Differential Equation Solver

A first-order linear ODE with constant coefficients takes the form dy/dx + py = q, where p is a real constant multiplying the unknown function y(x), and q is a constant forcing term (or source). The goal is to find a function y(x) that satisfies the equation for all x, along with a specified initial condition y(x₀) = y₀. These problems arise naturally whenever the rate of change of a quantity is proportional to its current value plus an external input — a remarkably common pattern in the physical and social sciences.

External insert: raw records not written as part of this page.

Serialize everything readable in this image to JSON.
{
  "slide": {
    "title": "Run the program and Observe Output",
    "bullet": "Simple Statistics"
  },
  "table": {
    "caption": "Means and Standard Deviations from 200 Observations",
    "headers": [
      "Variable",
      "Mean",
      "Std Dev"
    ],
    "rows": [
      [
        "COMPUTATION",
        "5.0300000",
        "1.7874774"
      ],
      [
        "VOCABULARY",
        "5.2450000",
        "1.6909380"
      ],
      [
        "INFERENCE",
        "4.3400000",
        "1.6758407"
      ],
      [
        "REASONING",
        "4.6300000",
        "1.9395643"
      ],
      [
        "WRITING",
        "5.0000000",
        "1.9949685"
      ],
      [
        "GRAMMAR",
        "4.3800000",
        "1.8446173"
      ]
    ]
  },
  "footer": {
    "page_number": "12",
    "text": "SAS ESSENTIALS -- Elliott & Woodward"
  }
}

The integrating factor method is the standard approach for solving these equations analytically. The integrating factor is μ(x) = e^(px). Multiplying both sides of the ODE by μ(x) converts the left side into the exact derivative d/dx[μ(x)·y(x)], making the equation directly integrable. For constant coefficients, this yields the general solution y(x) = q/p + C·e^(−px), where the equilibrium value q/p is the particular solution and C·e^(−px) is the complementary (homogeneous) solution. When p = 0, the equation reduces to dy/dx = q with the simple linear solution y(x) = y₀ + q(x − x₀). The integration constant C is determined uniquely by substituting the initial condition y(x₀) = y₀, giving C = (y₀ − q/p)·e^(px₀).

Practical applications of this solver span many disciplines. In electrical engineering, an RL circuit satisfies dI/dt + (R/L)I = V/L — exactly this form — and the solution describes how current builds up toward a steady state. In thermodynamics, Newton's law of cooling gives dT/dt + kT = kT_env. In pharmacokinetics, drug concentration in the bloodstream follows dC/dt + kC = dose_rate. In finance, continuously compounded savings accounts with constant deposits obey the same structure. Understanding the equilibrium value q/p is especially useful: it represents the long-run behaviour of the system as x → ∞ (when p > 0), and the term C·e^(−px) describes the transient decay toward that equilibrium.

This solver handles only first-order linear ODEs with constant coefficients p and q. It does not support variable-coefficient equations such as dy/dx + P(x)y = Q(x) with non-constant P or Q, nor does it handle nonlinear ODEs (e.g., Bernoulli or Riccati equations), systems of ODEs, or higher-order equations. When p = 0, the formula reduces to a simple linear ramp and the equilibrium output is undefined — this case is handled separately in the calculation. Very large values of |p·x| may cause numerical overflow or underflow in the exponential terms; for such cases, consider rescaling variables. The solver assumes x is a real variable and does not perform complex arithmetic. Initial conditions with very large magnitudes combined with large |p| values can produce results that are numerically indistinguishable from the equilibrium value due to floating-point precision limits. For stiff equations or non-constant coefficients, numerical methods such as Euler's method, Runge-Kutta (RK4), or dedicated ODE software (MATLAB ode45, Python scipy.integrate.solve_ivp) should be used instead.